Les SMR, par définition, ont une capacité de production d'électricité inférieure à 300 MW, par rapport aux centrales nucléaires conventionnelles qui ont généralement une capacité supérieure à 1 GW. Les conceptions de SMR sont basées sur la fission et utilisent généralement l'uranium comme source de combustible principale.
La conception du réacteur Hermes a une capacité de 35 MW et fait partie d'au moins 10 conceptions actuellement approuvées par le DOE.
En raison de leur faible empreinte au sol, les SMR peuvent être installés dans des endroits dont le climat ou le terrain ne conviennent pas aux grandes centrales nucléaires conventionnelles. Leurs conceptions sont généralement plus simples et nécessitent une maintenance moins cohérente.
Les SMR nécessitent également un ravitaillement moins fréquent : tous les 3 à 7 ans, contre tous les 1 à 2 ans pour les centrales nucléaires conventionnelles.
Et en produisant des composants de réacteur dans une installation centrale, la technologie présente des avantages en termes de coûts de production par rapport aux centrales conventionnelles qui doivent être entièrement construites sur site.
L'inconvénient des SMR
À ce jour, aucun SMR n'a été mis en œuvre nulle part dans le monde, et de nombreuses tentatives ont échoué au cours des dernières décennies en raison de dépassements de coûts et de problèmes réglementaires. La société américaine NuScale Power a annulé son projet de construction de la première installation de production de SMR du pays en novembre 2023, invoquant le manque de services publics d'électricité disposés à signer des accords d'achat.
Les inconvénients des SMR vont au-delà de la faible demande. Une étude publiée en mai 2022 dans PNAS par des chercheurs de l'Université de Stanford et de l'Université de la Colombie-Britannique a révélé que les PRM produisent beaucoup plus de déchets radioactifs que les plus grands réacteurs nucléaires conventionnels " selon des facteurs de 2 à 30 par unité d'énergie générée ".

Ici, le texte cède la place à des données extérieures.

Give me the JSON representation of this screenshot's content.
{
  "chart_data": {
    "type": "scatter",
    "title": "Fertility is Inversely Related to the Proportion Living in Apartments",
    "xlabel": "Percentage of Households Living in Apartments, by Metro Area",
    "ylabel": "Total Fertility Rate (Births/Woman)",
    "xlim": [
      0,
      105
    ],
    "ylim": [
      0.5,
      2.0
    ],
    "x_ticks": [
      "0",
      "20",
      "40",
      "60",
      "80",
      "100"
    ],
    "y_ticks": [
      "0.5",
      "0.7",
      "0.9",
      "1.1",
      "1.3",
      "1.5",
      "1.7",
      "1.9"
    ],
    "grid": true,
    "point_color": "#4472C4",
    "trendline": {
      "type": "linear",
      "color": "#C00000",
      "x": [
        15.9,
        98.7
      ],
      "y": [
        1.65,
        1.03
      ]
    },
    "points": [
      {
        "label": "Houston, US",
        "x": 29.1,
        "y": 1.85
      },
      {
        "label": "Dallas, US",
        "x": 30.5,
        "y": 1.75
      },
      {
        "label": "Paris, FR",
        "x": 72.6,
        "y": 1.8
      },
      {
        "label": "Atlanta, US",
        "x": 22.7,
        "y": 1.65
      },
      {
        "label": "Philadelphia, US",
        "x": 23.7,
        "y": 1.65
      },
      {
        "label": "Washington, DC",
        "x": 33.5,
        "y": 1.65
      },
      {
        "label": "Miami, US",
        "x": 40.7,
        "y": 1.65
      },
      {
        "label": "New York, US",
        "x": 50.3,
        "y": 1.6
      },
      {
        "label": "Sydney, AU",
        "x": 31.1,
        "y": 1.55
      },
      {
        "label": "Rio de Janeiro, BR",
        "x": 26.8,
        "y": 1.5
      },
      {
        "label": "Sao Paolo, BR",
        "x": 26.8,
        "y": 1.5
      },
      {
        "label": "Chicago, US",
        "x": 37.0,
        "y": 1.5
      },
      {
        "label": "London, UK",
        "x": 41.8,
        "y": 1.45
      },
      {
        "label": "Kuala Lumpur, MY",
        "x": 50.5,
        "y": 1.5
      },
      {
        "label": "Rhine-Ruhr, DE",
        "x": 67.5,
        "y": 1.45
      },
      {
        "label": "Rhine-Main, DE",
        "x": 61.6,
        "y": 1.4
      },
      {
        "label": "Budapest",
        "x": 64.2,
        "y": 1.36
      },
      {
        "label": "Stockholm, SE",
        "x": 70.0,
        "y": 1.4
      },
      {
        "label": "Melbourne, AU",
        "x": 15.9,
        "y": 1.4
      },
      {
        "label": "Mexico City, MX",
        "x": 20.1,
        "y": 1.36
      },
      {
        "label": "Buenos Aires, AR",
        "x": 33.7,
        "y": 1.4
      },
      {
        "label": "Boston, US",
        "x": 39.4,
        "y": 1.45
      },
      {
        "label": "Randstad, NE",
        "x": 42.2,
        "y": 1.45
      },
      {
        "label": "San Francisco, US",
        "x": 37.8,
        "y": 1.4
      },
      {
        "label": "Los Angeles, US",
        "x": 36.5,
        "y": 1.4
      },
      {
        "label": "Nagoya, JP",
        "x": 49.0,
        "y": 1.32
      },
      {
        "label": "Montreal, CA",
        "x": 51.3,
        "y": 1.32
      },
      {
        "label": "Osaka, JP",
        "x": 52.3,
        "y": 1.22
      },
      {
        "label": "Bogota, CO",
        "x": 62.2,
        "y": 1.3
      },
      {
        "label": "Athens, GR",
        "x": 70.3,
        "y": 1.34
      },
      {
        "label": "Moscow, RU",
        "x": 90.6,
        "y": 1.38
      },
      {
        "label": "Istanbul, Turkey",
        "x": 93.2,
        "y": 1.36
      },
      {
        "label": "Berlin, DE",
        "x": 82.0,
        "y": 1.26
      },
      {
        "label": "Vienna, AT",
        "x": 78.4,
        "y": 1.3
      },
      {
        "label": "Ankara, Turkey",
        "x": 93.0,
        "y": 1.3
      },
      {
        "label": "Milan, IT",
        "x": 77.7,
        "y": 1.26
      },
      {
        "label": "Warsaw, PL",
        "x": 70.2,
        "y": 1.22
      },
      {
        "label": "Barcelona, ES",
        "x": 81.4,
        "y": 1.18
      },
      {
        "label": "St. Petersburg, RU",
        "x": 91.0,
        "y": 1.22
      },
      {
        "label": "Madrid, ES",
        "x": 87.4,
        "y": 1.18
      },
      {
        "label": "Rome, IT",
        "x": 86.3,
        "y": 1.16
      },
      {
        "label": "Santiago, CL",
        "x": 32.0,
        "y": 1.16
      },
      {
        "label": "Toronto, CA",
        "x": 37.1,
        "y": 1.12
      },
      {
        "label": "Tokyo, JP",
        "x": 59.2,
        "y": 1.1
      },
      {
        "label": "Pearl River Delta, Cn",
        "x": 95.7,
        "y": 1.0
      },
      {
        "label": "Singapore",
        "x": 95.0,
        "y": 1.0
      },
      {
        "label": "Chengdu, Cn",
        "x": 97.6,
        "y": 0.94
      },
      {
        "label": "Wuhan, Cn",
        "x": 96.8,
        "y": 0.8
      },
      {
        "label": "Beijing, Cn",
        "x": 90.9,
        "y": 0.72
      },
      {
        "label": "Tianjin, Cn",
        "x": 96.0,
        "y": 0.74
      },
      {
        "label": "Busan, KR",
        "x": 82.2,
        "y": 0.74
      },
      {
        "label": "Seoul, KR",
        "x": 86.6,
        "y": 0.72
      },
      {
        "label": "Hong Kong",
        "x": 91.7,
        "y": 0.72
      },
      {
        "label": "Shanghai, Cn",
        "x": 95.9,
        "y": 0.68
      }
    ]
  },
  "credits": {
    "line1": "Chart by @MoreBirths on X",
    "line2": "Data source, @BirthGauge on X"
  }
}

"Ces résultats contrastent fortement avec les avantages en matière de réduction des coûts et des déchets que les partisans des technologies nucléaires avancées ont revendiqués", a déclaré Lindsay M. Krall, professeur à Stanford et chercheur principal de l'étude, dans le rapport.
L'élimination des déchets radioactifs reste une préoccupation majeure en ce qui concerne le développement futur de l'énergie nucléaire à partir de réacteurs conventionnels et de petits réacteurs modulaires. Alors que le monde envisage de tripler la capacité de fission nucléaire d'ici 2050, comme cela a été déterminé lors de la COP28 à Dubaï, la capacité de stockage sûr des déchets nucléaires doit augmenter en conséquence.
Et les efforts actuels pour gérer l'inévitable croissance du stockage de déchets radioactifs aux États-Unis se révèlent insuffisants, affirment les auteurs de l'étude.
"Les États-Unis sont dans une impasse en ce qui concerne le développement d'un dépôt géologique en profondeur pour les déchets nucléaires de haute activité et ne sont pas du tout intéressés par la résolution de ce problème", a déclaré Allison Macfarlane, de l'Université de la Colombie-Britannique, dans un communiqué ultérieur.
Même si la décision du NRC de donner le feu vert à la construction de la réaction Hermes pourrait représenter une nouvelle opportunité pour les SMR de prouver leur viabilité financière et environnementale, il existe évidemment un nombre important de développements technologiques et d'obstacles réglementaires qui entravent le déploiement à grande échelle des SMR aux États-Unis.
Les futurs investissements dans les technologies nucléaires de pointe se concentreront probablement de plus en plus sur la fusion nucléaire, qui a atteint une percée majeure en 2022, aux dépens des SMR.
Le paysage des investissements dans les énergies renouvelables n'est cependant pas une somme nulle, et le nombre croissant de projets de développement de SMR en cours avec l'approbation réglementaire, en particulier aux États-Unis et au Royaume-Uni , est certainement un signe positif pour l'industrie. Mais il reste encore à voir si l'un de ces projets se concrétisera.